Esse sistema de envio de dados é chamado de feedback tátil. "É um processo para imitar a ação do dedo humano tocando materiais para coletar informações e enviá-las ao cérebro", explica Chen. Para isso, o sistema tem procedimentos de detecção, processamento de sinal e de exibição. O primeiro depende do sensor tátil, já o procedimento de exibição é baseado em um software que, dentro do computador, processa as informações.
Testes
Para avaliar a eficácia do projeto, os cientistas criaram um material esquelético, feito de três camadas de polímero rígido e uma camada de "músculo" de silicone macio, simulando um corpo humano. "Semelhante à palpação de um médico, o dedo biônico pôde reconhecer as estruturas de tecidos simples", relata Chen. A tecnologia foi capaz de reproduzir um perfil 3D da estrutura dos tecidos e localizar um vaso sanguíneo simulado abaixo da camada muscular. "No geral, esses resultados mostram as fantásticas perspectivas da tomografia tátil subsuperficial para aplicação no corpo humano", enfatiza o pesquisador.
Para Daniel Moutinho Pataca, do Instituto Brasília de Tecnologia e Inovação, o projeto apresenta avanços comparado às técnicas de geração de imagens. "Em relação aos tomógrafos de raios X, os dedos biônicos têm como principal vantagem a não utilização no exame de radiações ionizantes que podem provocar danos aos tecidos biológicos", afirma. "Quando comparados com o equipamento de ultrassom, eles apresentam uma melhor resolução. E com os de ressonância magnética, são mais rápidos na obtenção dos resultados", lista.

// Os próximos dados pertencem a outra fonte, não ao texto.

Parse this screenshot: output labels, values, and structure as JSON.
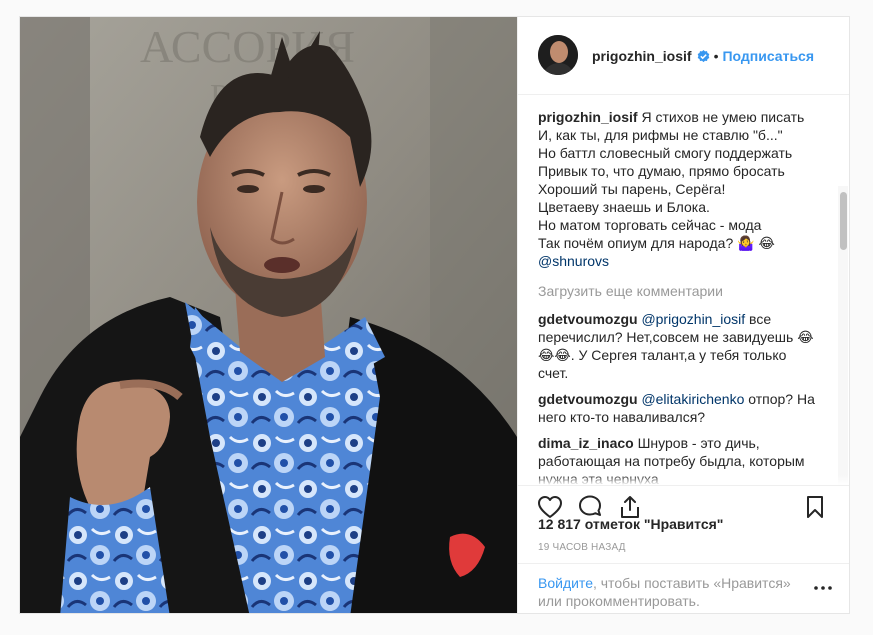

Flávio Vidal ressalta outras possíveis aplicações do sensor tátil para a melhoria da qualidade de vida das pessoas. "Ele pode contemplar pessoas amputadas, porque, se você consegue desenvolver um dispositivo que entende a questão do tato, seria possível utilizar esses sensores em próteses e conectar isso às pessoas, possibilitando que elas voltem a sentir texturas", explica.
Mas de forma imediata, a professora Emanuele Marques avalia que há a possibilidade de a tecnologia ser usada em conjunto com métodos já existentes. "Combinando-a com alguma técnica de imagem que exerça algum tipo de pressão, como um ultrassom, por exemplo, poderia se obter um resultado melhor do que usar apenas uma delas, incluindo o dedo biônico, de forma isolada", sugere.
Defeitos eletrônicos
A equipe chinesa também explorou a capacidade do dedo biônico de diagnosticar problemas em dispositivos eletrônicos sem ter que abri-los. Escaneando a superfície de um aparelho defeituoso, a tecnologia criou um mapa dos componentes elétricos internos e identificou o local em que estavam os problemas.

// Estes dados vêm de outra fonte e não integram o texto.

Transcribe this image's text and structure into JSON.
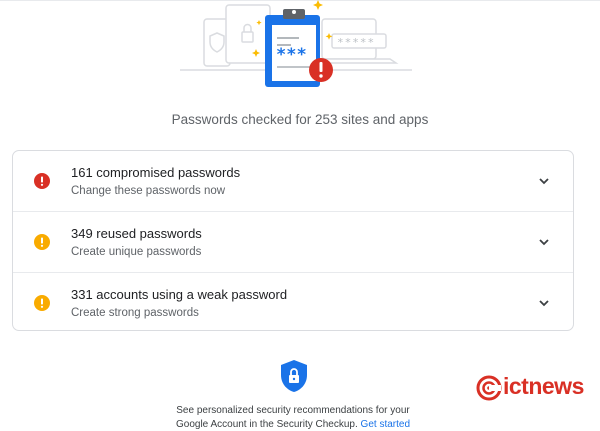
{
  "summary": {
    "text": "Passwords checked for 253 sites and apps"
  },
  "illustration": {
    "masked_password": "***",
    "masked_field": "*****"
  },
  "issues": [
    {
      "title": "161 compromised passwords",
      "subtitle": "Change these passwords now",
      "severity": "error",
      "color": "#d93025"
    },
    {
      "title": "349 reused passwords",
      "subtitle": "Create unique passwords",
      "severity": "warning",
      "color": "#f9ab00"
    },
    {
      "title": "331 accounts using a weak password",
      "subtitle": "Create strong passwords",
      "severity": "warning",
      "color": "#f9ab00"
    }
  ],
  "footer": {
    "line1": "See personalized security recommendations for your",
    "line2_prefix": "Google Account in the Security Checkup.",
    "link": "Get started"
  },
  "watermark": {
    "text": "ictnews",
    "color": "#d93025"
  },
  "colors": {
    "accent": "#1a73e8",
    "error": "#d93025",
    "warning": "#f9ab00"
  }
}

"Os circuitos eletrônicos flexíveis são cobertos por uma camada de proteção de um material flexível, não rígido e opaco, que dificulta a observação da montagem", afirma Pataca. "Utilizando o dedo biônico, pode-se observar, abaixo dessa camada, se as trilhas não apresentam descontinuidades e se os componentes estão montados nas posições corretas."

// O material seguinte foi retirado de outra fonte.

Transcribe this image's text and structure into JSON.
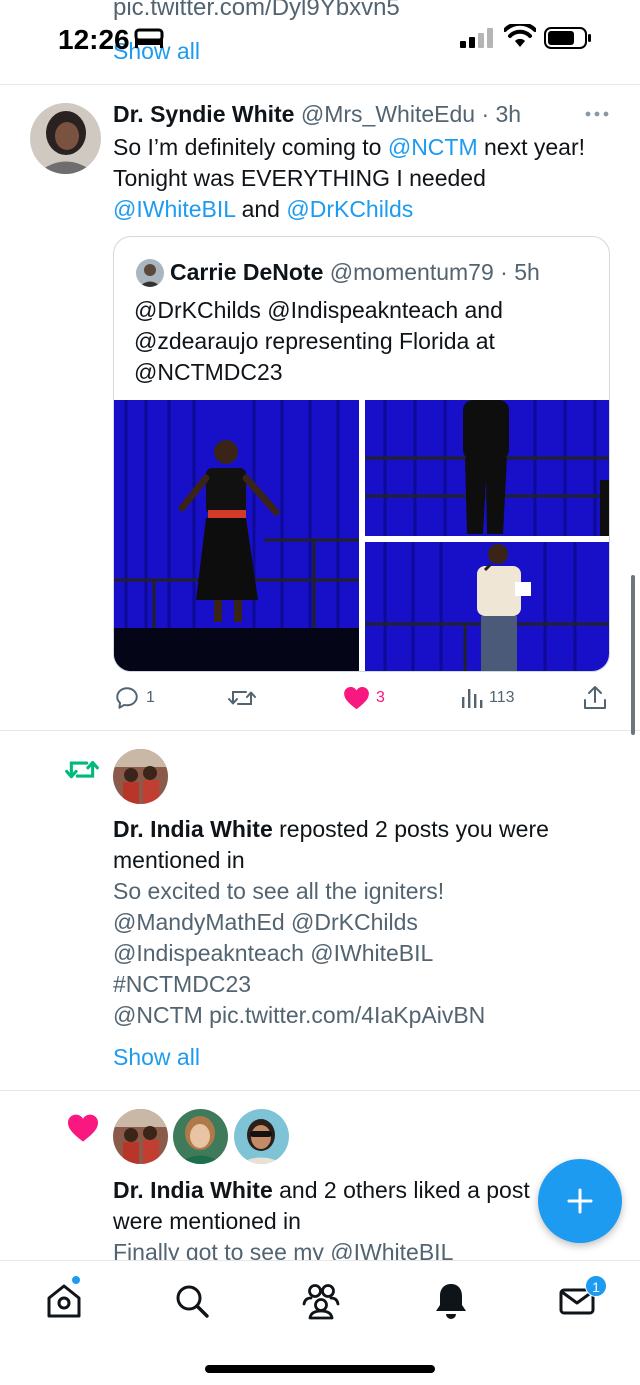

Chen chama a atenção para o fato de o "checape" poder ser efeito em dispositivos eletrônicos sem criar outros problemas. "Diante de um ambiente com restrição de luz ou uma camada impenetrável, o dedo biônico pode ser usado para tocar o objeto sem danos e exibir as informações internas na forma de um mapa 3D", resume. O pesquisador assegura que o próximo passo do projeto será melhorar o desempenho da solução tecnológica para a aplicação prática em inspeção biomédica e industrial.